During production, director Curtis Bernhardt accidentally kept referring to Crawford as "Bette", as he had just finished filming A Stolen Life with Bette Davis.

Crawford tried unsuccessfully to convince Warner Bros. Pictures to change the film's title to The Secret, since she had already starred in a film of the same title (Possessed with Clark Gable as her leading man) 16 years earlier.

The musical score, by Franz Waxman, makes extensive use of a piano piece by Robert Schumann, the "Chopin" movement from Carnaval Op. 9. The Schumann piece is played on the piano by David near the beginning of the movie and is used throughout the score to underscore Louise's obsession with David.

==Release==
The film was entered into the 1947 Cannes Film Festival.

==Reception==
===Box office===
According to Warner Bros. accounts, Possessed earned $1,987,000 domestically and $1,085,000 globally for a worldwide total of $3,027,000.

===Critical reception===
Herman Schoenfeld of Variety positively wrote that Joan Crawford "cops all thesping honors in this production with a virtuoso performance as a frustrated woman ridden into madness by a guilt-obsessed mind.
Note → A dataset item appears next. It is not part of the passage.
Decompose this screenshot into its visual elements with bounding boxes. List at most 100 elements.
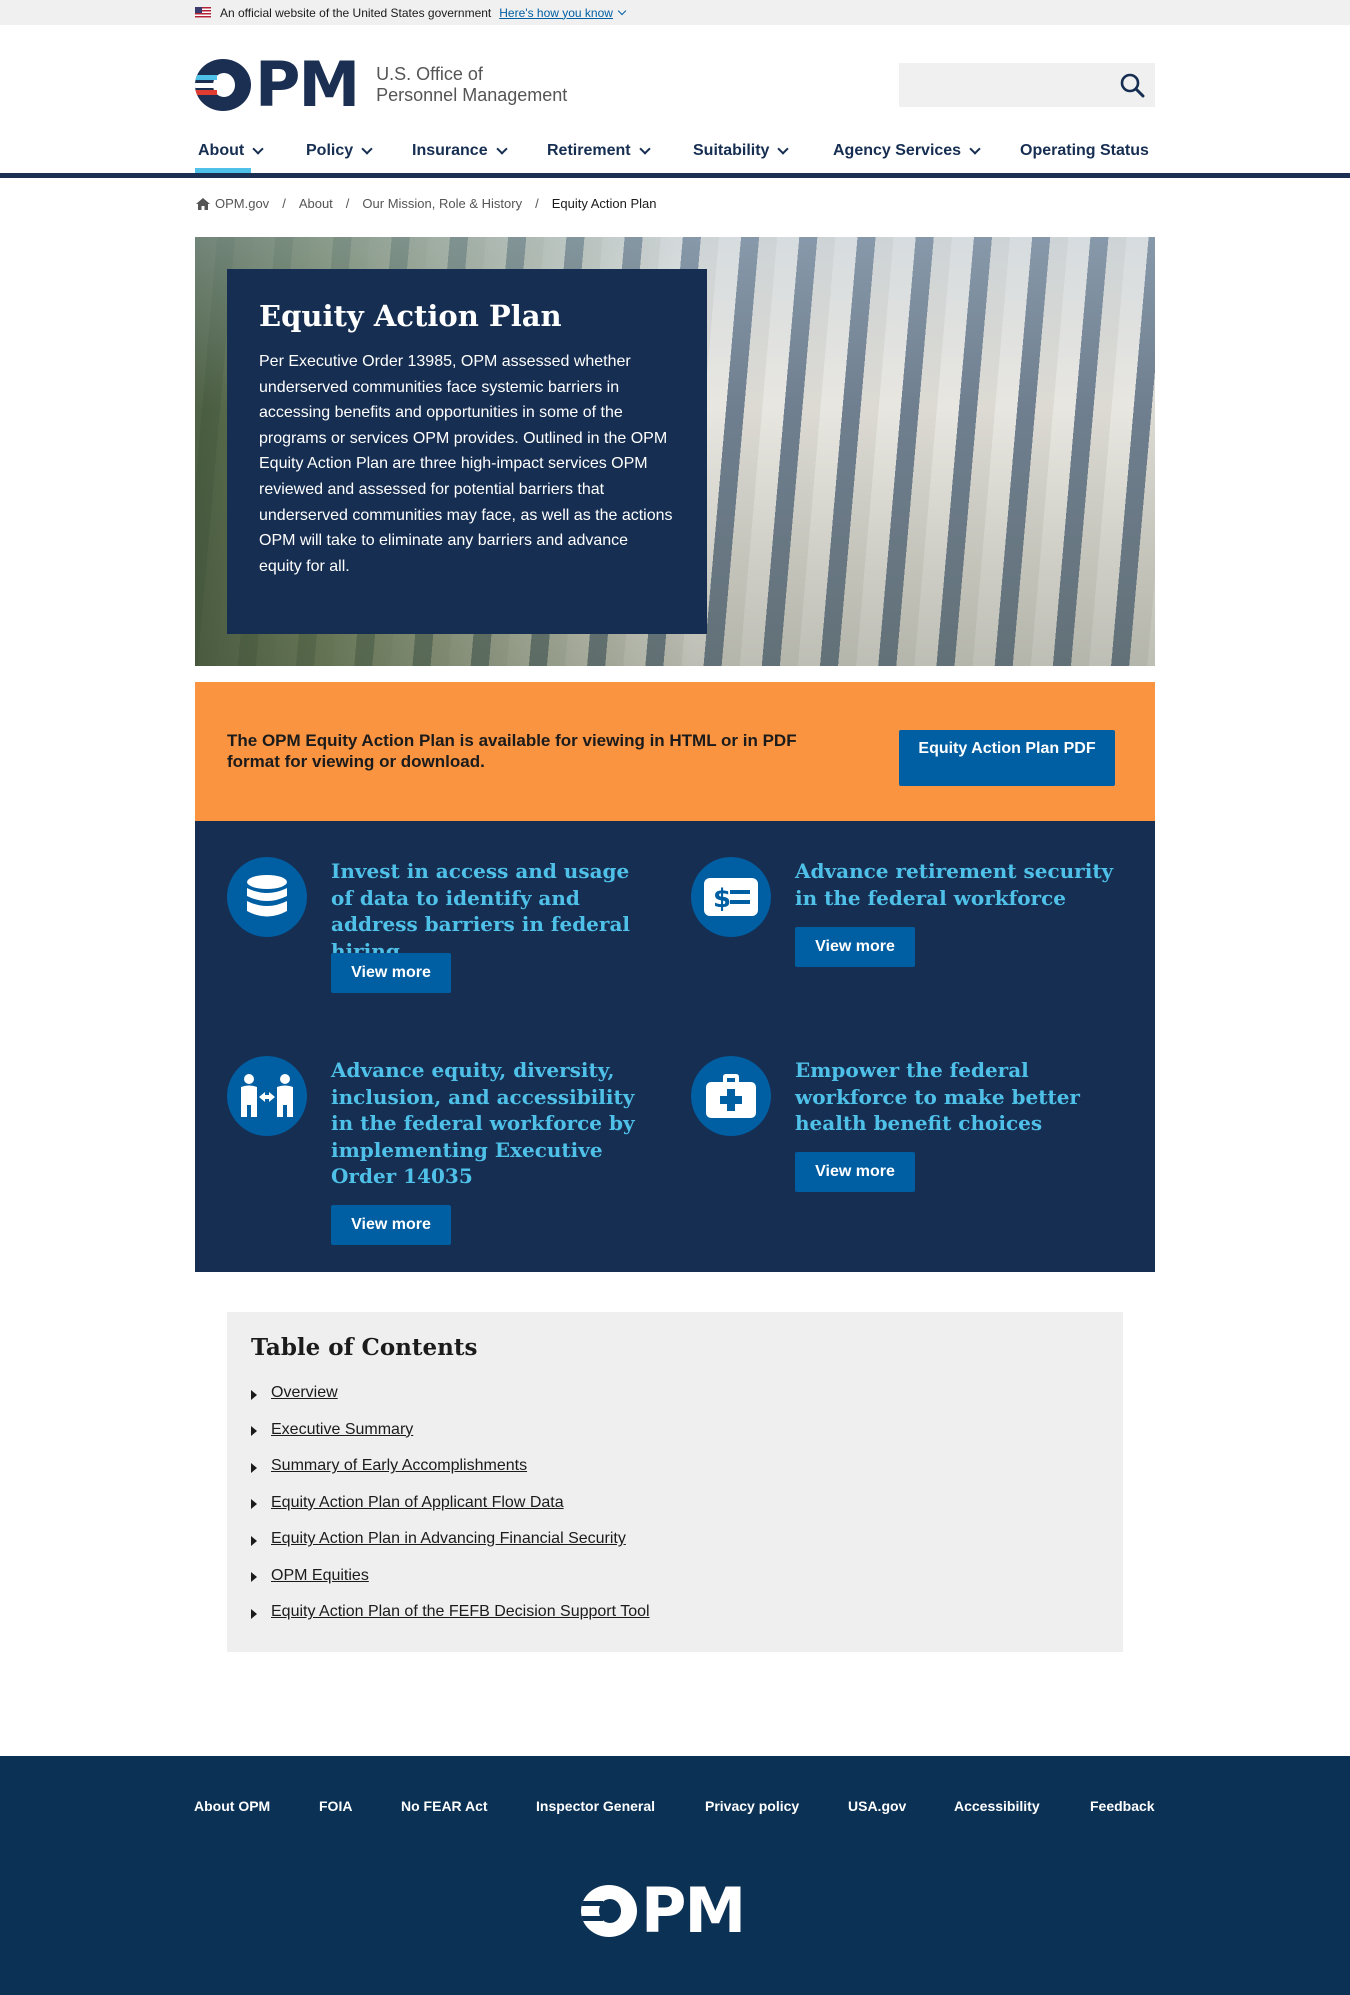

Actress has a self-assurance that permits her to completely dominate the screen even vis-a-vis such accomplished players as Van Heflin and Raymond Massey." Overall, he felt that "Despite its overall superiority, Possessed is somewhat marred by an ambiguous approach in Curtis Bernhardt's direction. Film vacillates between being a cold clinical analysis of a mental crackup and a highly surcharged melodramatic vehicle for Crawford's histrionics."

James Agee in Time wrote, "Most of it is filmed with unusual imaginativeness and force. The film is uncommonly well acted. Miss Crawford is generally excellent", while Howard Barnes in the New York Herald Tribune argued, "[Crawford] has obviously studied the aspects of insanity to recreate a rather terrifying portrait of a woman possessed by devils."
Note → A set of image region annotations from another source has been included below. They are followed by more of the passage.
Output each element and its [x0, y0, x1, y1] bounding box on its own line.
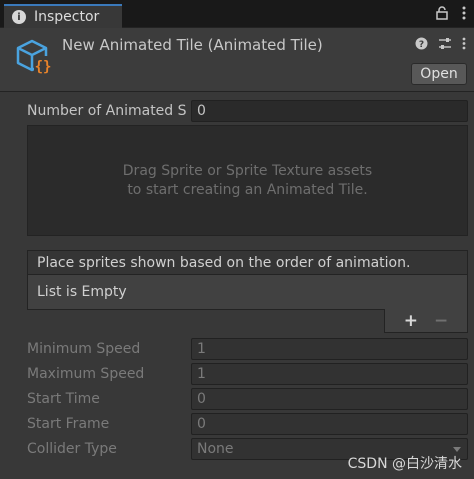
- field-label: Number of Animated S: [27, 103, 187, 119]
- drop-area-text-line1: Drag Sprite or Sprite Texture assets: [122, 162, 373, 179]
- chevron-down-icon: [453, 447, 461, 452]
- list-footer: + −: [384, 309, 468, 333]
- start-time-input[interactable]: 0: [191, 388, 468, 410]
- number-input[interactable]: 0: [191, 100, 468, 122]
- maximum-speed-field: Maximum Speed 1: [27, 362, 468, 386]
- field-label: Collider Type: [27, 441, 117, 457]
- field-label: Minimum Speed: [27, 341, 141, 357]
- inspector-header: {} New Animated Tile (Animated Tile) ? O…: [0, 28, 474, 92]
- maximum-speed-input[interactable]: 1: [191, 363, 468, 385]
- minimum-speed-field: Minimum Speed 1: [27, 337, 468, 361]
- collider-type-value: None: [197, 441, 234, 457]
- preset-icon[interactable]: [438, 37, 452, 50]
- start-frame-field: Start Frame 0: [27, 412, 468, 436]
- start-frame-input[interactable]: 0: [191, 413, 468, 435]
- drop-area-text-line2: to start creating an Animated Tile.: [127, 181, 368, 198]
- tabbar-icons: [436, 6, 466, 20]
- kebab-menu-icon[interactable]: [462, 6, 466, 20]
- kebab-menu-icon[interactable]: [462, 37, 466, 50]
- info-icon: i: [12, 10, 26, 24]
- tab-inspector[interactable]: i Inspector: [4, 4, 122, 28]
- add-element-button[interactable]: +: [404, 311, 418, 331]
- asset-title: New Animated Tile (Animated Tile): [62, 36, 323, 54]
- header-icons: ?: [415, 37, 466, 50]
- start-time-field: Start Time 0: [27, 387, 468, 411]
- sprite-list-header: Place sprites shown based on the order o…: [27, 250, 468, 275]
- animated-tile-asset-icon: {}: [16, 39, 52, 75]
- number-of-animated-sprites-field: Number of Animated S 0: [27, 99, 468, 123]
- minimum-speed-input[interactable]: 1: [191, 338, 468, 360]
- svg-text:?: ?: [419, 40, 424, 50]
- sprite-drop-area[interactable]: Drag Sprite or Sprite Texture assets to …: [27, 125, 468, 236]
- remove-element-button[interactable]: −: [434, 311, 448, 331]
- field-label: Start Time: [27, 391, 100, 407]
- field-label: Maximum Speed: [27, 366, 145, 382]
- field-label: Start Frame: [27, 416, 110, 432]
- help-icon[interactable]: ?: [415, 37, 428, 50]
- tab-bar: i Inspector: [0, 0, 474, 28]
- svg-text:{}: {}: [35, 59, 52, 75]
- sprite-list-body: List is Empty: [27, 275, 468, 310]
- lock-icon[interactable]: [436, 6, 448, 20]
- watermark: CSDN @白沙清水: [347, 456, 462, 472]
- tab-label: Inspector: [34, 9, 100, 25]
- open-button[interactable]: Open: [411, 63, 467, 85]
More recently, film critic Dennis Schwartz gave the film a mixed review, writing, "In German émigré director Curtis Bernhardt's melodrama Possessed, Joan Crawford plays a mentally disturbed person who can't distinguish reality from her imagination. Through use of German expressionism techniques and many familiar film noir shadowy shots, the b/w film takes on a penetrating psychological tone and makes a case for a not guilty of murder plea due to insanity. Though Joan has a powerful presence in this movie, she played her mad role in a too cold and campy way to be thought of as a sympathetic figure. All the psychological treatment therapy sounded like psycho-babble and Joan's acting was overstuffed, though some of her morbid imaginations were gripping and held my attention. Too heavy with German stimmung it still is fun to watch the melodramatics play out in this tale of overbearing love, painful rejection, paranoia and murder."
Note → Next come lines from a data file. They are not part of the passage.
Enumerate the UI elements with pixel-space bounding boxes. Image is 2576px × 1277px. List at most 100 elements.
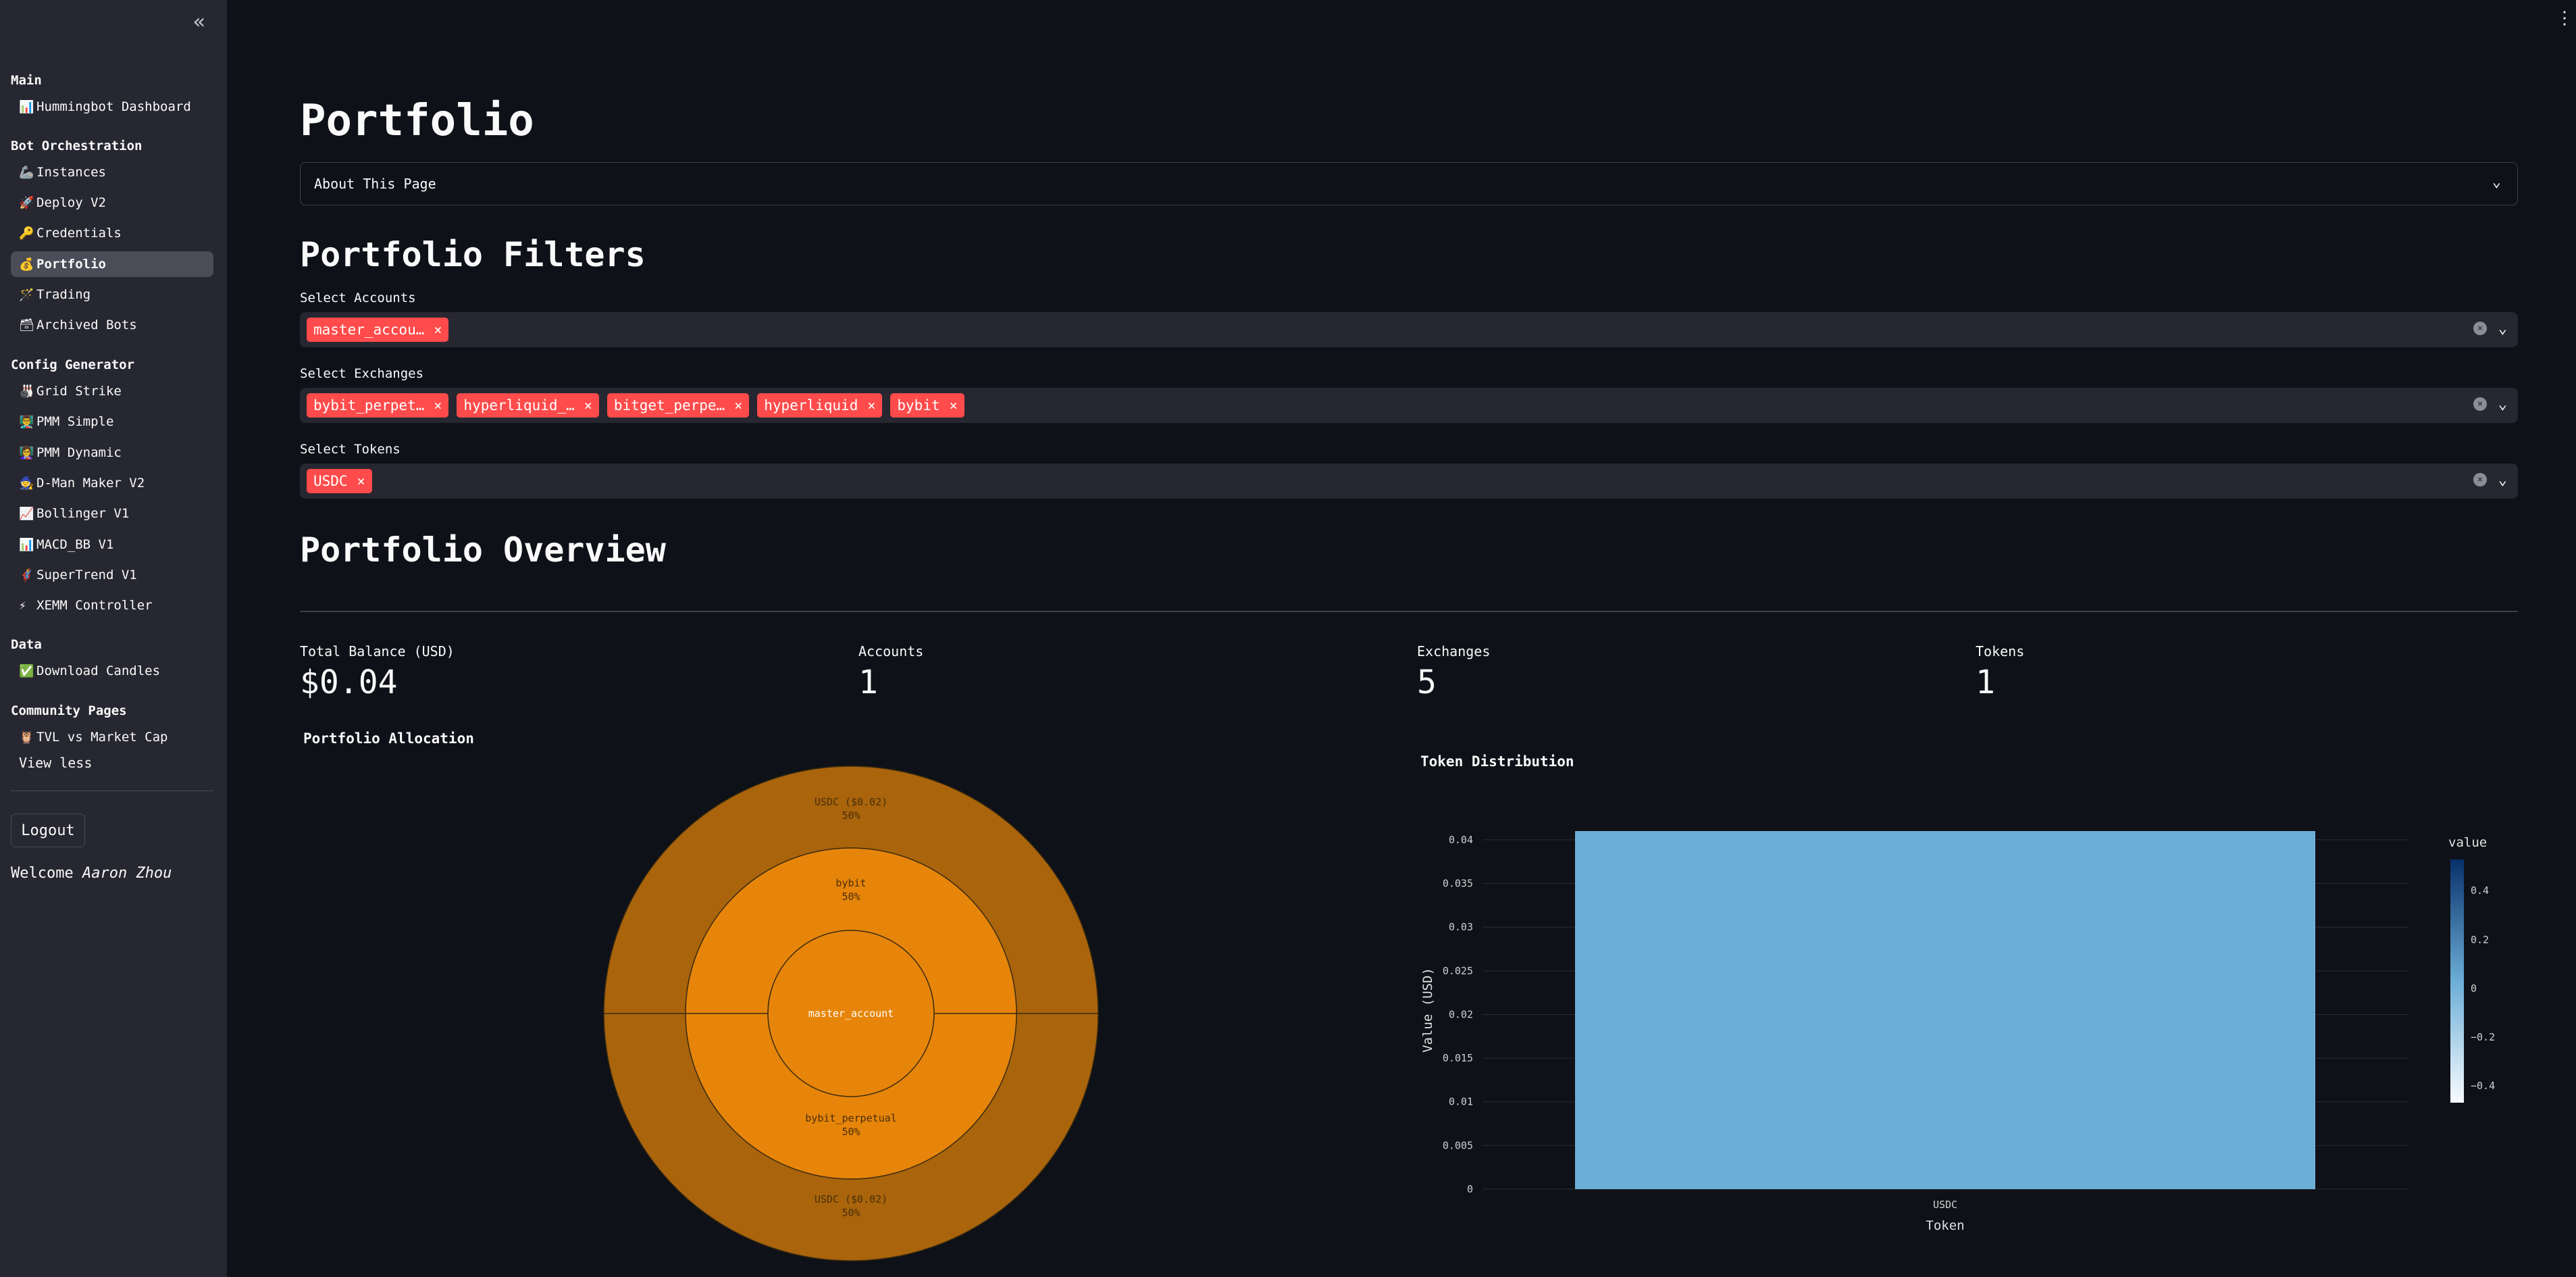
sidebar-item-deploy-v2[interactable]: 🚀 Deploy V2	[11, 190, 213, 216]
nav-item-icon: 📊	[19, 537, 34, 552]
bar[interactable]	[1575, 831, 2315, 1189]
remove-tag-icon[interactable]: ×	[867, 397, 875, 414]
selected-tag[interactable]: USDC ×	[307, 469, 372, 493]
overview-heading: Portfolio Overview	[300, 530, 666, 570]
nav-item-label: Bollinger V1	[36, 506, 130, 521]
colorbar-tick-label: −0.4	[2471, 1080, 2495, 1092]
nav-item-label: PMM Dynamic	[36, 445, 122, 460]
tag-label: hyperliquid_…	[463, 397, 575, 414]
nav-item-icon: 🎳	[19, 384, 34, 399]
exchanges-label: Select Exchanges	[300, 366, 424, 381]
nav-item-icon: 📈	[19, 506, 34, 521]
metric-total-balance-label: Total Balance (USD)	[300, 643, 455, 659]
remove-tag-icon[interactable]: ×	[434, 322, 442, 338]
colorbar	[2450, 859, 2464, 1103]
tag-label: hyperliquid	[764, 397, 858, 414]
sidebar-item-supertrend-v1[interactable]: 🦸 SuperTrend V1	[11, 562, 213, 588]
nav-item-icon: 🧙	[19, 476, 34, 491]
sidebar-item-macd-bb-v1[interactable]: 📊 MACD_BB V1	[11, 532, 213, 557]
sidebar-item-grid-strike[interactable]: 🎳 Grid Strike	[11, 378, 213, 404]
tag-label: bybit_perpet…	[313, 397, 425, 414]
selected-tag[interactable]: master_accou… ×	[307, 318, 449, 342]
remove-tag-icon[interactable]: ×	[434, 397, 442, 414]
y-tick-label: 0.025	[1443, 965, 1473, 977]
metric-exchanges-value: 5	[1417, 663, 1437, 701]
nav-item-icon: 👨‍🏫	[19, 414, 34, 429]
sidebar-item-hummingbot-dashboard[interactable]: 📊 Hummingbot Dashboard	[11, 94, 213, 120]
nav-item-icon: ✅	[19, 663, 34, 678]
y-tick-label: 0.02	[1449, 1008, 1473, 1020]
tag-label: bybit	[897, 397, 940, 414]
clear-all-icon[interactable]: ×	[2473, 322, 2487, 335]
double-chevron-left-icon[interactable]: «	[189, 12, 209, 32]
nav-item-icon: 👩‍🏫	[19, 445, 34, 460]
tag-label: USDC	[313, 473, 348, 489]
tokens-multiselect[interactable]: USDC × × ⌄	[300, 464, 2518, 499]
nav-item-label: Hummingbot Dashboard	[36, 99, 191, 114]
sunburst-segment-label: bybit	[835, 877, 866, 889]
metric-accounts-value: 1	[858, 663, 878, 701]
nav-item-icon: 📊	[19, 99, 34, 114]
remove-tag-icon[interactable]: ×	[584, 397, 592, 414]
colorbar-tick-label: −0.2	[2471, 1031, 2495, 1043]
chevron-down-icon[interactable]: ⌄	[2498, 320, 2507, 337]
nav-item-icon: 🦸	[19, 568, 34, 582]
clear-all-icon[interactable]: ×	[2473, 397, 2487, 411]
selected-tag[interactable]: bitget_perpe… ×	[607, 393, 750, 418]
selected-tag[interactable]: bybit_perpet… ×	[307, 393, 449, 418]
sidebar-item-pmm-dynamic[interactable]: 👩‍🏫 PMM Dynamic	[11, 440, 213, 466]
chevron-down-icon[interactable]: ⌄	[2498, 396, 2507, 413]
nav-item-icon: 🪄	[19, 287, 34, 302]
y-tick-label: 0.035	[1443, 878, 1473, 890]
nav-item-icon: 🚀	[19, 195, 34, 210]
remove-tag-icon[interactable]: ×	[950, 397, 958, 414]
nav-item-label: SuperTrend V1	[36, 568, 137, 582]
filters-heading: Portfolio Filters	[300, 235, 646, 274]
sidebar-item-pmm-simple[interactable]: 👨‍🏫 PMM Simple	[11, 409, 213, 434]
colorbar-tick-label: 0.2	[2471, 934, 2489, 946]
metric-tokens-label: Tokens	[1976, 643, 2025, 659]
exchanges-multiselect[interactable]: bybit_perpet… × hyperliquid_… × bitget_perpe…	[300, 388, 2518, 423]
nav-item-label: MACD_BB V1	[36, 537, 114, 552]
remove-tag-icon[interactable]: ×	[357, 473, 365, 489]
nav-item-label: Download Candles	[36, 663, 161, 678]
metric-total-balance-value: $0.04	[300, 663, 398, 701]
y-axis-title: Value (USD)	[1420, 968, 1435, 1053]
sidebar-item-tvl-vs-market-cap[interactable]: 🦉 TVL vs Market Cap	[11, 724, 213, 750]
nav-group-label: Community Pages	[11, 703, 127, 718]
sidebar-item-xemm-controller[interactable]: ⚡ XEMM Controller	[11, 593, 213, 618]
remove-tag-icon[interactable]: ×	[734, 397, 742, 414]
accounts-multiselect[interactable]: master_accou… × × ⌄	[300, 312, 2518, 347]
sidebar-item-trading[interactable]: 🪄 Trading	[11, 282, 213, 307]
view-less-link[interactable]: View less	[19, 755, 92, 771]
sidebar-item-portfolio[interactable]: 💰 Portfolio	[11, 251, 213, 277]
nav-item-label: TVL vs Market Cap	[36, 730, 168, 745]
nav-item-label: Trading	[36, 287, 91, 302]
nav-item-label: Archived Bots	[36, 318, 137, 332]
token-distribution-title: Token Distribution	[1420, 753, 1574, 770]
token-distribution-bar-chart: 0 0.005 0.01 0.015 0.02 0.025 0.03 0.035 0.04 USD…	[1420, 831, 2495, 1233]
nav-item-icon: 💰	[19, 257, 34, 272]
nav-item-label: D-Man Maker V2	[36, 476, 145, 491]
clear-all-icon[interactable]: ×	[2473, 473, 2487, 486]
tag-label: bitget_perpe…	[613, 397, 725, 414]
nav-item-label: XEMM Controller	[36, 598, 153, 613]
chevron-down-icon[interactable]: ⌄	[2498, 472, 2507, 489]
selected-tag[interactable]: hyperliquid_… ×	[457, 393, 599, 418]
welcome-user: Aaron Zhou	[82, 865, 172, 882]
sidebar-item-archived-bots[interactable]: 🗃 Archived Bots	[11, 312, 213, 338]
sidebar-item-download-candles[interactable]: ✅ Download Candles	[11, 658, 213, 684]
sidebar-item-d-man-maker-v2[interactable]: 🧙 D-Man Maker V2	[11, 470, 213, 496]
sidebar-item-bollinger-v1[interactable]: 📈 Bollinger V1	[11, 501, 213, 526]
kebab-menu-icon[interactable]: ⋮	[2556, 8, 2573, 28]
selected-tag[interactable]: bybit ×	[890, 393, 964, 418]
about-expander[interactable]: About This Page ⌄	[300, 162, 2518, 205]
expander-label: About This Page	[314, 176, 436, 192]
nav-group-label: Data	[11, 637, 42, 652]
sidebar-item-instances[interactable]: 🦾 Instances	[11, 159, 213, 185]
colorbar-title: value	[2448, 835, 2487, 850]
selected-tag[interactable]: hyperliquid ×	[757, 393, 883, 418]
y-tick-label: 0	[1467, 1183, 1473, 1195]
sidebar-item-credentials[interactable]: 🔑 Credentials	[11, 220, 213, 246]
logout-button[interactable]: Logout	[11, 813, 85, 847]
Film historian Bob Porfirio notes, "By developing the plot from the point-of-view of a neurotic and skillfully using flashback and fantasy scenes in a straightforward manner, the distinction between reality and Louise's imagination is blurred. That makes Possessed a prime example of oneirism, the dreamlike tone that is a seminal characteristic of film noir."

===Accolades===
At the 20th Academy Awards, Joan Crawford was nominated for Academy Award for Best Actress, losing to Loretta Young in The Farmer's Daughter.